# Mt Gilead, OH - Magnum S Needs TLC



## pamela berger (Jun 19, 2008)

Petfinder Adoptable Dog | German Shepherd Dog | Mount Gilead, OH | Magnum


Magnum is a senior German Shepherd who is in need of some TLC. He arrived infested with fleas.....but we have treated him for them. He could barely walk but after a few days he is doing much better---after getting regular meals and glucosamine.
He is super friendly, walks ok on leash and typically keps his kennel area clean. We guess him at around 8 yrs old.He is available for adoption OR rescue


----------



## pamela berger (Jun 19, 2008)




----------



## shilohsmom (Jul 14, 2003)

What a cutie!!! Theres got to be a place for this special pup somewhere???

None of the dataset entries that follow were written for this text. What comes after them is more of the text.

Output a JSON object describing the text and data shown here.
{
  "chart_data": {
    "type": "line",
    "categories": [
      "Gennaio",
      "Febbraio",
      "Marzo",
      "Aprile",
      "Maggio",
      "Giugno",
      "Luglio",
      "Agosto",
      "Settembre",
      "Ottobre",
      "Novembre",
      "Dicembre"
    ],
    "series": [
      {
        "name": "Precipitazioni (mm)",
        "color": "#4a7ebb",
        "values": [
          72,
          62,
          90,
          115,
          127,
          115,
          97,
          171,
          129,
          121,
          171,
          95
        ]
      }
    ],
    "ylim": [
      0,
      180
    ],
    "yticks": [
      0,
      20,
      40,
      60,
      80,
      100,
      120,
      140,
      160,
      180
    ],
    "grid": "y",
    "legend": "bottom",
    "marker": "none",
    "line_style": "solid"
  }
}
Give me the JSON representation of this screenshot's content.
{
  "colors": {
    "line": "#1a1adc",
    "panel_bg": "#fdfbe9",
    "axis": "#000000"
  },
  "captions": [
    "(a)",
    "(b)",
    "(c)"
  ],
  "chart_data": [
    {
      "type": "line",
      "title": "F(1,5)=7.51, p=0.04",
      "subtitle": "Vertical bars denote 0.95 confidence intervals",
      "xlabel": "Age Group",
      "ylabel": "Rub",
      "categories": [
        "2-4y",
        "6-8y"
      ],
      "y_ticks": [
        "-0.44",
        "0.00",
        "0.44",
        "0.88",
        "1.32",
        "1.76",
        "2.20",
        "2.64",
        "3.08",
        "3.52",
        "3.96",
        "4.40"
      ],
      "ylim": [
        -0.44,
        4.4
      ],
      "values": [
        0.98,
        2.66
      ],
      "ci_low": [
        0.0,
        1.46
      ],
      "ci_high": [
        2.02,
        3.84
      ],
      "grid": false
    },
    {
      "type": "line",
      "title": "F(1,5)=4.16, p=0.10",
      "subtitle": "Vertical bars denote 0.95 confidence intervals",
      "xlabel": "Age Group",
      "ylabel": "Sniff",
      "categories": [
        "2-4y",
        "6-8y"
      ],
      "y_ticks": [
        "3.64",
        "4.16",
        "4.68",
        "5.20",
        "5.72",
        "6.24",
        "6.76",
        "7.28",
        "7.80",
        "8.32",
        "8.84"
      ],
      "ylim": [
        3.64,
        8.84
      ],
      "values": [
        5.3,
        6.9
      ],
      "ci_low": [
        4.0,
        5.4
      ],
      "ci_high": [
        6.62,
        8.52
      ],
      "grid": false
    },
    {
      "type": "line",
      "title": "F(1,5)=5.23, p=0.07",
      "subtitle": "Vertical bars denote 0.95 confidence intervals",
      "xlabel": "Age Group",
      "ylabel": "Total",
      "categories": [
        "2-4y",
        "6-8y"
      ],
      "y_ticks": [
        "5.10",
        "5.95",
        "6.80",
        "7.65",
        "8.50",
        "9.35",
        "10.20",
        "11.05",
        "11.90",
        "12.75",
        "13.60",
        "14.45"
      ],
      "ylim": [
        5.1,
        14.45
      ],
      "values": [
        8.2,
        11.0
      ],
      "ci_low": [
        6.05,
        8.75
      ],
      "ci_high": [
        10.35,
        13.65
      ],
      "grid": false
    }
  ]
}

Edit to add: OMG, did you see the other pics of this babe??? Do we know anything about this Shelter? How long does he have?


----------



## Silvermoon (Apr 2, 2011)

:bump:


----------



## pamela berger (Jun 19, 2008)

bump


----------



## Mac's Mom (Jun 7, 2010)

still listed as adoptable


----------



## JeanKBBMMMAAN (May 11, 2005)

Yep - still there.


----------



## pamela berger (Jun 19, 2008)

bump


----------



## Mac's Mom (Jun 7, 2010)

still listed as adoptable - bump


----------



## Kay13411 (Jul 24, 2003)

This is so sad, and really at 8 years old he is not that old. Just in need of tender loving care...


----------



## 4dognight (Aug 14, 2006)

poor fella... someone out there must want him???


----------



## Mac's Mom (Jun 7, 2010)

still listed as adoptable - bump


----------



## gsdraven (Jul 8, 2009)

:bump:


----------



## pamela berger (Jun 19, 2008)

has been sponsored


----------



## pamela berger (Jun 19, 2008)

bump


----------



## shilohsmom (Jul 14, 2003)

Hes a bump right back into the spotlight for this special boy.


----------



## shilohsmom (Jul 14, 2003)

can't believe this guy is still looking for his furever home but he's still listed


----------



## Anja1Blue (Feb 27, 2008)

Yes, he's been there for quite a while. Sponsoring is probably buying him more time......
______________________________________
Susan

Anja SchH3 GSD
Conor GSD
Blue BH WH T1 GSD - waiting at the Bridge :angel:


----------



## vjt555 (Nov 14, 2003)

He is very thin, poor boy.


----------